Il modello 730 del 2015 prevede la possibilità di godere delle detrazioni fiscali previste in caso di lavori di ristrutturazione che abbiano avuto luogo nel corso del 2014. Una opportunità contenuta all’interno dell’articolo 16 bis comma 1 del Tuir, grazie al quale possono essere detratte dalla propria dichiarazione dei redditi spese di tal genere le quali siano state adeguatamente documentate.

Viene quindi confermata una strada, quella degli incentivi fiscali riservati a chi decida di dare luogo a ristrutturazioni edilizie, ampiamente battuta dagli italiani nel corso di questi anni, come del resto dimostrato dai dati disponibili. Una strada la quale ha contribuito a spingere molti nostri connazionali a mettere in cantiere lavori anche in un momento di crisi, evitando il collasso di un settore trainante per la nostra economia e, soprattutto, il salvataggio di un gran numero di posti di lavoro.

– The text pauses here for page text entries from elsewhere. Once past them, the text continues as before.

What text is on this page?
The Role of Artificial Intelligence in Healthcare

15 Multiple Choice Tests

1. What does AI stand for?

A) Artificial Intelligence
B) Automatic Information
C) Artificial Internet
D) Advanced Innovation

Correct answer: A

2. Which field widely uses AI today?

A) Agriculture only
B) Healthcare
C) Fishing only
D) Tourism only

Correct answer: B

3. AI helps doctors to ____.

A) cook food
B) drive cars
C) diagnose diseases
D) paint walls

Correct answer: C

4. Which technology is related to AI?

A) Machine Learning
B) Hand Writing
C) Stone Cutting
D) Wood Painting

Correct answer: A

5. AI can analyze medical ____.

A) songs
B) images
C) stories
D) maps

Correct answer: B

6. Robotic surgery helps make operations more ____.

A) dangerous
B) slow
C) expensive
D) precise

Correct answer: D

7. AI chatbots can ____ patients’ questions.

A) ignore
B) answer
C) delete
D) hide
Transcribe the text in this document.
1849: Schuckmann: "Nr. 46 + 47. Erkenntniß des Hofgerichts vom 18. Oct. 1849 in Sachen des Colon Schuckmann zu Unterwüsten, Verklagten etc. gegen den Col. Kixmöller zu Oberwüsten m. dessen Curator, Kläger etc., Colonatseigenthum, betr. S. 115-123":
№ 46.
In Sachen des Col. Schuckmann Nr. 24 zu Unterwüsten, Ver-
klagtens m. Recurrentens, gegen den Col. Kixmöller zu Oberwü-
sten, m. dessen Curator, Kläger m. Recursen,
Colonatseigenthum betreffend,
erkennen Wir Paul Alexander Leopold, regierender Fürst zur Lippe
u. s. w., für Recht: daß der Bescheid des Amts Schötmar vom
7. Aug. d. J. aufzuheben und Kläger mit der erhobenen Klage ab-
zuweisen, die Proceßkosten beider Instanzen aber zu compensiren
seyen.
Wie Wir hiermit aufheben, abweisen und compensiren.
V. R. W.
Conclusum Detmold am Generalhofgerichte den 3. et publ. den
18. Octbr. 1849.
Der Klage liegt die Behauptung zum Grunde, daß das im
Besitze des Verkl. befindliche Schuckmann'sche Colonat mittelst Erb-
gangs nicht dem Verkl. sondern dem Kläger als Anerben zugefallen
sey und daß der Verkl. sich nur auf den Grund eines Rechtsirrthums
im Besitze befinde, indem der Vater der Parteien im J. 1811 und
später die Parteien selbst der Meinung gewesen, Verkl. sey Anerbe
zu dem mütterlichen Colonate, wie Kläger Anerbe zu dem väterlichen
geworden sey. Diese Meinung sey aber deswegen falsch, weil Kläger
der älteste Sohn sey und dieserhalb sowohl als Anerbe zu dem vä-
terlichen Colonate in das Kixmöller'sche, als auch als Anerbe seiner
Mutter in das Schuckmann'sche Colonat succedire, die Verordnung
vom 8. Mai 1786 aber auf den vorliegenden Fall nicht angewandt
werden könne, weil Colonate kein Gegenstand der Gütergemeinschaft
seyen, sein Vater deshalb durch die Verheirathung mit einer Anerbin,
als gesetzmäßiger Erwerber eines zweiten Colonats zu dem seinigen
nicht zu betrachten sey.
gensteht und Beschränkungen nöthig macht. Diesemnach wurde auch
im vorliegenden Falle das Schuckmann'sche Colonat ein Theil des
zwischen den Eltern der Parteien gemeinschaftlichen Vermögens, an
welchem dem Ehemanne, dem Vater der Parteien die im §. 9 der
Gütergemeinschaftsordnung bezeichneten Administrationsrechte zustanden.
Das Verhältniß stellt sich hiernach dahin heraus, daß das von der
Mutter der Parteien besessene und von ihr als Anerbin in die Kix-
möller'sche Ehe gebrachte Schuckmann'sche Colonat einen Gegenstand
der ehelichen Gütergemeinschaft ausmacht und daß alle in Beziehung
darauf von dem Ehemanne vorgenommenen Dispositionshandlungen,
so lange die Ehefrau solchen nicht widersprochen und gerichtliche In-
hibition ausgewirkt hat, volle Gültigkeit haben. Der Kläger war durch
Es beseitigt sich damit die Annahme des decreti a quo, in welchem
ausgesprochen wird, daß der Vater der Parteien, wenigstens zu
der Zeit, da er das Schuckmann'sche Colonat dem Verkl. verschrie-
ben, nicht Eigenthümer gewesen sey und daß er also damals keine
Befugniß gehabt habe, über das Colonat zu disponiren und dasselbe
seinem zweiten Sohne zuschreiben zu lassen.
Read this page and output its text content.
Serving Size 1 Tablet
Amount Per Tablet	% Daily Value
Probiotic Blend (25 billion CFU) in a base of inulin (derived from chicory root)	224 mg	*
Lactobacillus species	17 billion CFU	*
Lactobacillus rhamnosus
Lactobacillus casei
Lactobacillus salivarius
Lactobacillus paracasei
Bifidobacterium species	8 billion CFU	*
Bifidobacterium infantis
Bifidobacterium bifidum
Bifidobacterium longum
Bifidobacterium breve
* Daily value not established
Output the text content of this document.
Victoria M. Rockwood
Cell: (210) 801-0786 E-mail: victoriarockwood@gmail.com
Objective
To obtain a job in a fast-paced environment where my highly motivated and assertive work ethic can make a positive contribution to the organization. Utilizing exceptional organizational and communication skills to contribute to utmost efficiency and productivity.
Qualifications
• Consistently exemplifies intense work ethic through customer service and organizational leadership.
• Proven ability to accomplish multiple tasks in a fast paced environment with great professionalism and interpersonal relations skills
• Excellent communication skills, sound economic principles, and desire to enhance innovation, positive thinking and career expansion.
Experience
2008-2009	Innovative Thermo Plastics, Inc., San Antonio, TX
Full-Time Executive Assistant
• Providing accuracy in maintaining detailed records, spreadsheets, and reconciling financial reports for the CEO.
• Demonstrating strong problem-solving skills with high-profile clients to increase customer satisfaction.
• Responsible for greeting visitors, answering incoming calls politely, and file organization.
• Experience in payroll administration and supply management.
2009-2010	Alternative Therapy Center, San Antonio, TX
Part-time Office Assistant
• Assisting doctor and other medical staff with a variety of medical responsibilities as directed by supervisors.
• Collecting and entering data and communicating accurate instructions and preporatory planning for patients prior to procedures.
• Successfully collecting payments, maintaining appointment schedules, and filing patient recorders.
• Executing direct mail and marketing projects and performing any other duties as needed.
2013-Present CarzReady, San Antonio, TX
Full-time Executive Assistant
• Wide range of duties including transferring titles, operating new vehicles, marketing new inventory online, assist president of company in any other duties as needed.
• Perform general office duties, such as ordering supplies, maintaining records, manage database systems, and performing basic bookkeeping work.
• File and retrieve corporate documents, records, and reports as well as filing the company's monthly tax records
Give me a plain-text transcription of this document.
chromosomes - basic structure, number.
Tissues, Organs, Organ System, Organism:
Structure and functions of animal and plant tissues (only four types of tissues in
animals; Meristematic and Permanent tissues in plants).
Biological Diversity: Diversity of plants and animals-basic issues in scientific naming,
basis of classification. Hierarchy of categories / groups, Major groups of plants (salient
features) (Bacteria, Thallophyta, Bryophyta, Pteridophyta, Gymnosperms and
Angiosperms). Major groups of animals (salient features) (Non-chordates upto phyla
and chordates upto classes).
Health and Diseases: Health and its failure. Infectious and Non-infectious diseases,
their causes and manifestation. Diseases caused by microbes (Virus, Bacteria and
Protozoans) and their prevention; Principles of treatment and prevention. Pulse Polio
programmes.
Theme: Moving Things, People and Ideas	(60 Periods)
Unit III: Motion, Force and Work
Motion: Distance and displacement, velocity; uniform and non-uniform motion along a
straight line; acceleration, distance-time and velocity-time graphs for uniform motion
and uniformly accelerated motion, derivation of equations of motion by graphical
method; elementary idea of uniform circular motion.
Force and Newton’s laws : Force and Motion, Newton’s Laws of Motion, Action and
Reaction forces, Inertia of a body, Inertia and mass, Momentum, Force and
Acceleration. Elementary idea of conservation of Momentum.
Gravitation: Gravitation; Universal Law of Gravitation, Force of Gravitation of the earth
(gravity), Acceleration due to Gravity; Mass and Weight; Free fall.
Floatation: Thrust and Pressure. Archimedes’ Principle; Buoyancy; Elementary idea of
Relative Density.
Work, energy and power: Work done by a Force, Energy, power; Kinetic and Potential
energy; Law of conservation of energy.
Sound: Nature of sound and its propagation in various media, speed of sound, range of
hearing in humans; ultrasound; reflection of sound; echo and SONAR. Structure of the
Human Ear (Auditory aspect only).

Va poi ricordato come proprio le detrazioni, che consentono di spalmare la percentuale di spesa agevolata in dieci annualità di eguale importo, vadano a tramutarsi nella pratica in un ottimo strumento contro l’evasione fiscale.
Considerazioni le quali hanno spinto l’esecutivo ad adottare la detrazione fiscale del 50% anche per l’anno in corso, tramite la Legge di Stabilità approvata dal Parlamento alla fine dell’anno passato.

Chi intenda approfittare dell’opportunità, deve però cercare di prestare attenzione anche da un punto di vista puramente formale, in quanto anche errori di minima portata possono inficiare il diritto alle detrazioni in caso di controlli da parte dell’Agenzia delle Entrate.
In particolare, andrebbe ricordato che i lavori di manutenzione ordinaria sono detraibili solo nel caso in cui essi siano stati compiuti sulle parti comuni dell’edificio in questione.

Il tetto di spesa è fissato a quota 96mila euro e i pagamenti debbono essere liquidati tramite un bonifico bancario, recante obbligatoriamente causale, codice fiscale del contribuente e partita IVA del beneficiario.